Despite being on a floodplain and in an area with potentially significant Roman remains, nothing was enough to prevent the application from being approved at the last planning committee meeting. Although many councillors disliked the proposal, they felt powerless to deny permission in view of the lack of a five-years’ housing supply. What is also worrying is the careless handling of the planning process, including the alleged misplacing of planning certificates and lack of consultation with the community.

Given the close connection with a district and county councillor, Councillor Lindsay Burr, the standard of openness and probity needed to be particularly high. I was deeply disturbed when Councillor Elizabeth Shields, a close friend of Coun Burr, addressed the planning committee in favour of the plan. This was at best unwise and gives the public little reason to have faith in the planning system.

Ironically, Gladman, which trampled over local objections in Kirkbymoorside, is about to submit an application for about 100 homes next to Coun Burr’s house in Langton Road, Norton.
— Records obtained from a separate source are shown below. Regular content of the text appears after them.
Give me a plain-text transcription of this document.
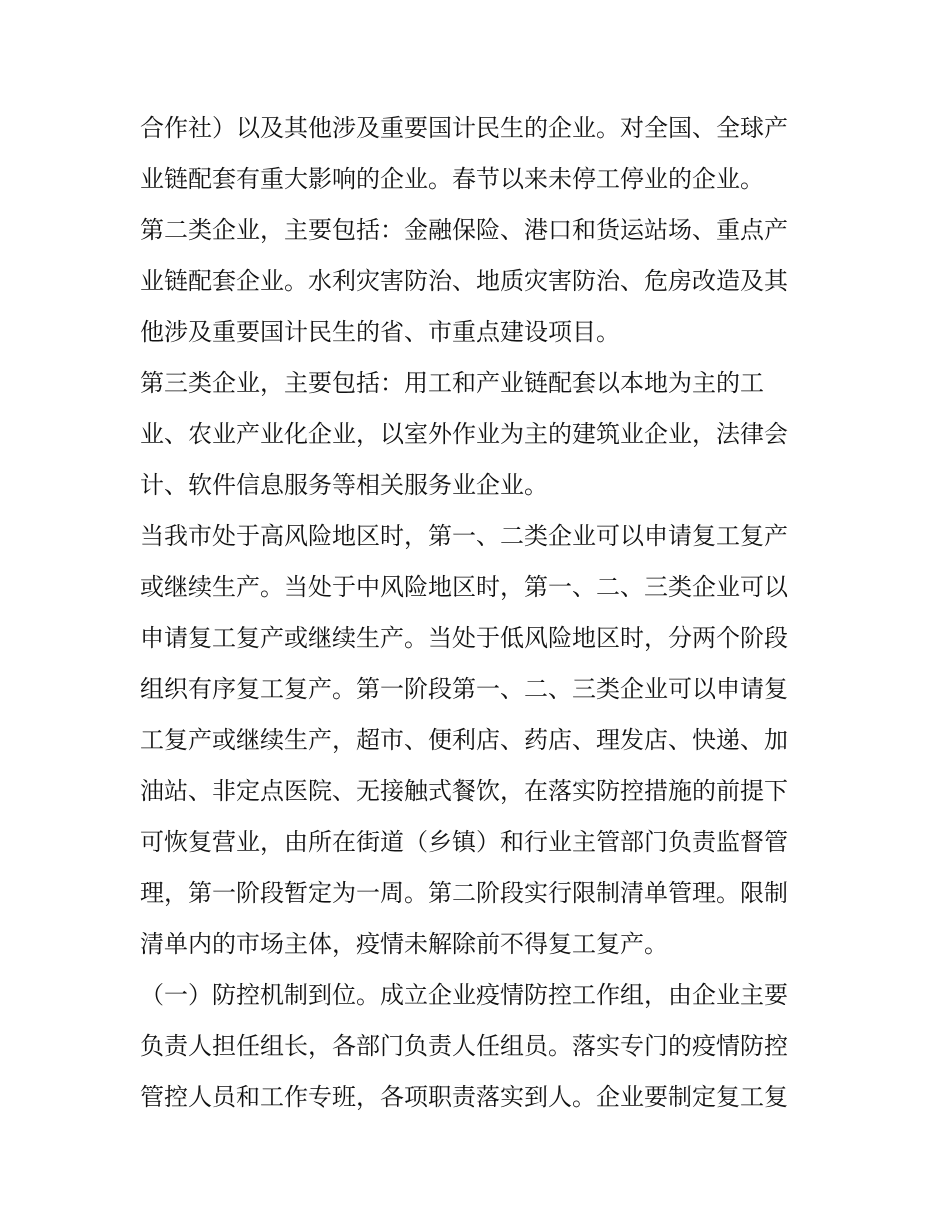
合作社）以及其他涉及重要国计民生的企业。对全国、全球产
业链配套有重大影响的企业。春节以来未停工停业的企业。
第二类企业，主要包括：金融保险、港口和货运站场、重点产
业链配套企业。水利灾害防治、地质灾害防治、危房改造及其
他涉及重要国计民生的省、市重点建设项目。
第三类企业，主要包括：用工和产业链配套以本地为主的工
业、农业产业化企业，以室外作业为主的建筑业企业，法律会
计、软件信息服务等相关服务业企业。
当我市处于高风险地区时，第一、二类企业可以申请复工复产
或继续生产。当处于中风险地区时，第一、二、三类企业可以
申请复工复产或继续生产。当处于低风险地区时，分两个阶段
组织有序复工复产。第一阶段第一、二、三类企业可以申请复
工复产或继续生产，超市、便利店、药店、理发店、快递、加
油站、非定点医院、无接触式餐饮，在落实防控措施的前提下
可恢复营业，由所在街道（乡镇）和行业主管部门负责监督管
理，第一阶段暂定为一周。第二阶段实行限制清单管理。限制
清单内的市场主体，疫情未解除前不得复工复产。
（一）防控机制到位。成立企业疫情防控工作组，由企业主要
负责人担任组长，各部门负责人任组员。落实专门的疫情防控
管控人员和工作专班，各项职责落实到人。企业要制定复工复
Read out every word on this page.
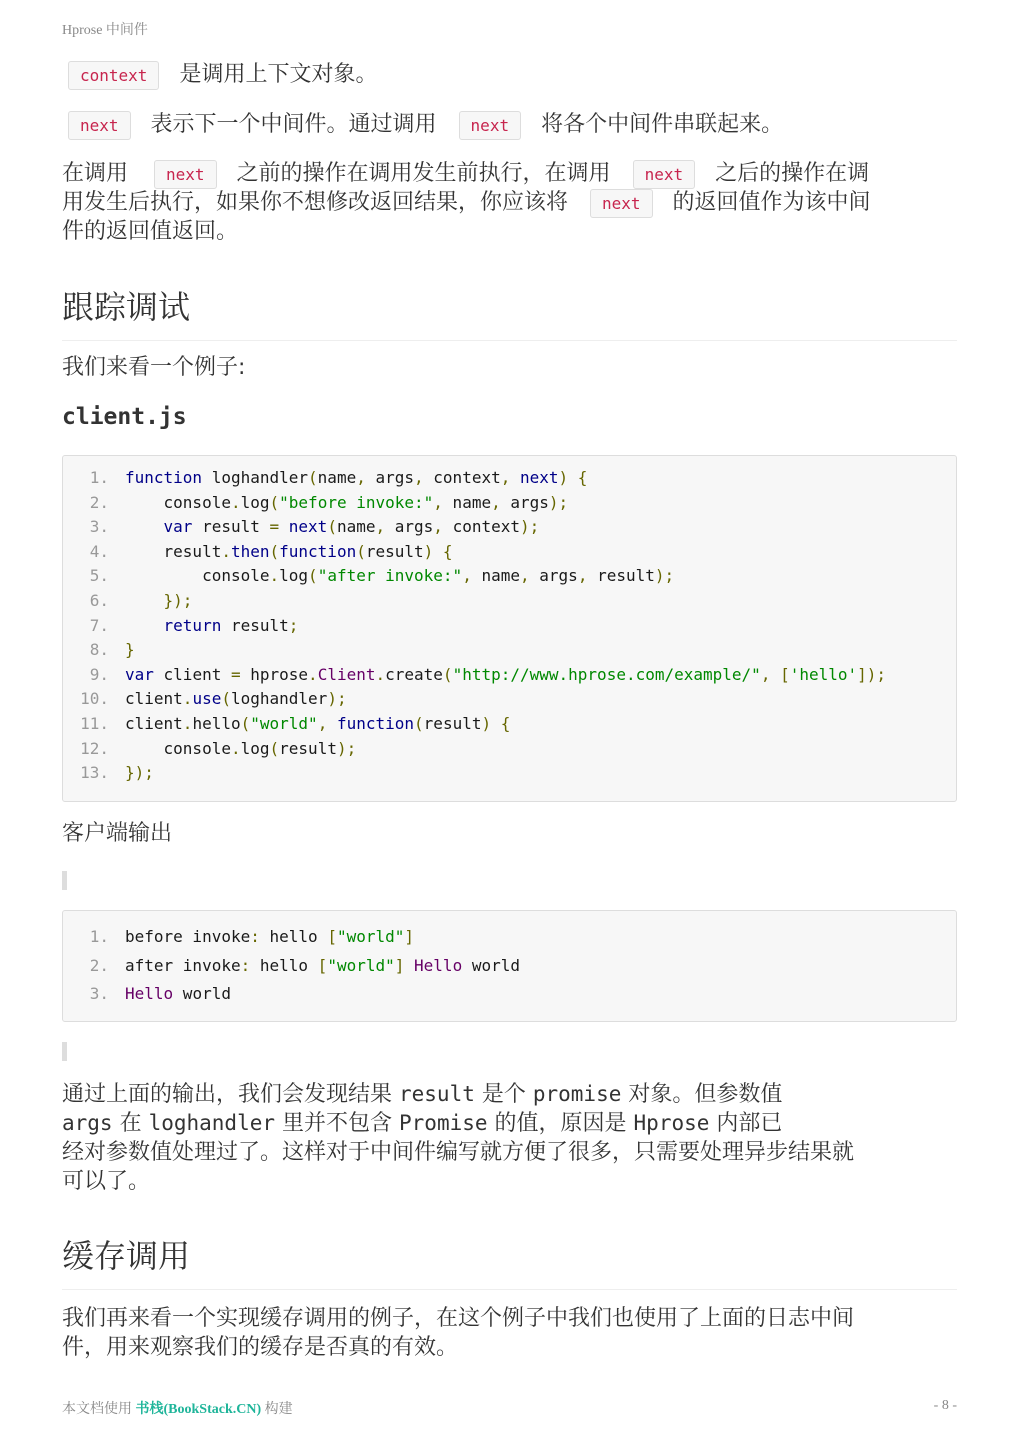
Hprose 中间件

context 是调用上下文对象。

next 表示下一个中间件。通过调用 next 将各个中间件串联起来。

在调用 next 之前的操作在调用发生前执行，在调用 next 之后的操作在调

用发生后执行，如果你不想修改返回结果，你应该将 next 的返回值作为该中间

件的返回值返回。

跟踪调试

我们来看一个例子:

client.js
1.	function loghandler(name, args, context, next) {
2.	console.log("before invoke:", name, args);
3.	var result = next(name, args, context);
4.	result.then(function(result) {
5.	console.log("after invoke:", name, args, result);
6.	});
7.	return result;
8.	}
9.	var client = hprose.Client.create("http://www.hprose.com/example/", ['hello']);
10.	client.use(loghandler);
11.	client.hello("world", function(result) {
12.	console.log(result);
13.	});

客户端输出

1.	before invoke: hello ["world"]
2.	after invoke: hello ["world"] Hello world
3.	Hello world

通过上面的输出，我们会发现结果 result 是个 promise 对象。但参数值

args 在 loghandler 里并不包含 Promise 的值，原因是 Hprose 内部已

经对参数值处理过了。这样对于中间件编写就方便了很多，只需要处理异步结果就

可以了。

缓存调用

我们再来看一个实现缓存调用的例子，在这个例子中我们也使用了上面的日志中间

件，用来观察我们的缓存是否真的有效。

本文档使用 书栈(BookStack.CN) 构建	- 8 -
I wonder if she and Coun Shields will press the need for new housing in this case? Like the two applications discussed above, this one would be of a scale that is wrong for the area. I will fight hard against any similar development in Norton – even in the face of a biased planning system.

Unless we provide enough land in suitable locations, the five-year problem won’t go away and floodgates will remain open and landowners continue the scrabble to secure planning permission. Sadly, the council spent a decade investing more than a million in producing a local plan (still not complete), yet this now appears worthless. What price localism now?